A Passage of Arms of the fifteenth century is based on a fictitious case of chivalrous adventure, connected with an artificial scene called by a romantic name, as, for instance, the Fountain of Tears or the Tree of Charlemagne. [the latter was another famous pas d’armes defended in 1443 by another Burgundian knight, Pierre de Bauffremont -ed.] … There is an unmistakable connection between these primitive forms of warlike and erotic sport and the children’s play of forfeits. One of the rules of the “Chapters” of the Fountain of Tears runs thus: he who, in a combat, is unhorsed, will during a year wear a gold bracelet, until he finds the lady who holds the key to it and who can free him, on condition that he shall serve her.

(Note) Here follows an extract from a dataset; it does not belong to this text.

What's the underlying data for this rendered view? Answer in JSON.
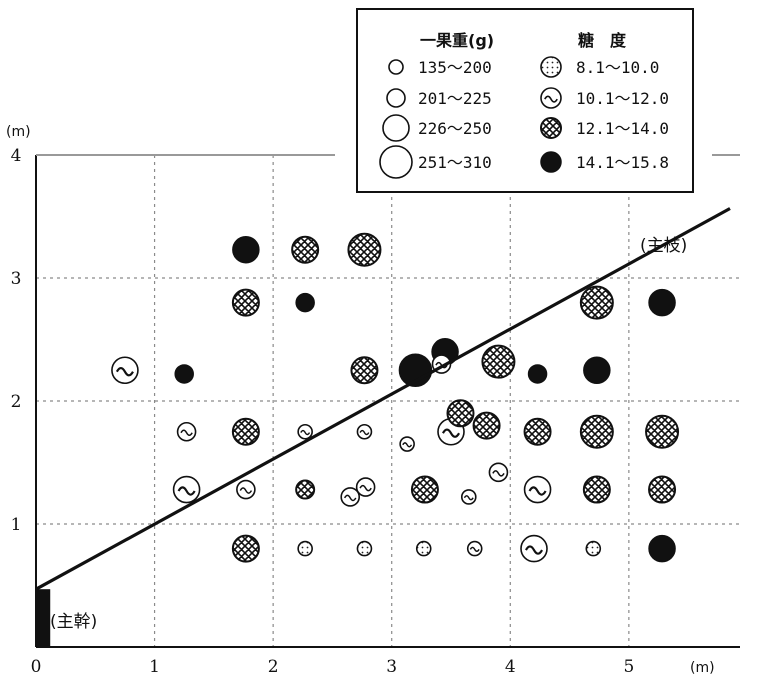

Jacques de Lalaing and his ritual delights came to a savage end at the siege of Poucques when he had the apt misfortune to be struck by a ball from a defending veuglaire. The romantic master of the lists thereby became one of the first European elites slain by a cannon: for a junction to modernity one could do a lot worse than this moment.‡

The untimely end of Jacques happens to have hit the news in recent months when the Getty Museum acquired a precious Renaissance manuscript illustration of the event by Simon Bening, never previously exhibited.

In this extraordinarily bright and detailed miniature, our courteous doomed glances upward at the citadel, forming a sharp compositional diagonal with the fatal cannonball speeding towards him … and the fiery plume belched by the chivalry-smashing device that has hurled it.


Detail view (click for the full image) of the Bening miniature.

* The precise date on which this minor siege concluded is elusive and perhaps ambiguous; I’m basing Executed Today‘s dating on the July 13, 1453 correspondence in this archive reporting that “Poucques est tombée en son pouvoir le 5 courant; qu’il a fait démanteler ce deux places fortes et livrer au dernier supplice leurs défenseurs.”

** Maybe so, but Ghent is still with us today whereas independent Burgundy would vanish within 30 years.

† The late 15th century also gives us the apotheosis of the Arthurian legend, Le Morte d’Arthur.

‡ Periodization fans should note that 1453 also marks the Ottoman capture of Constantinople.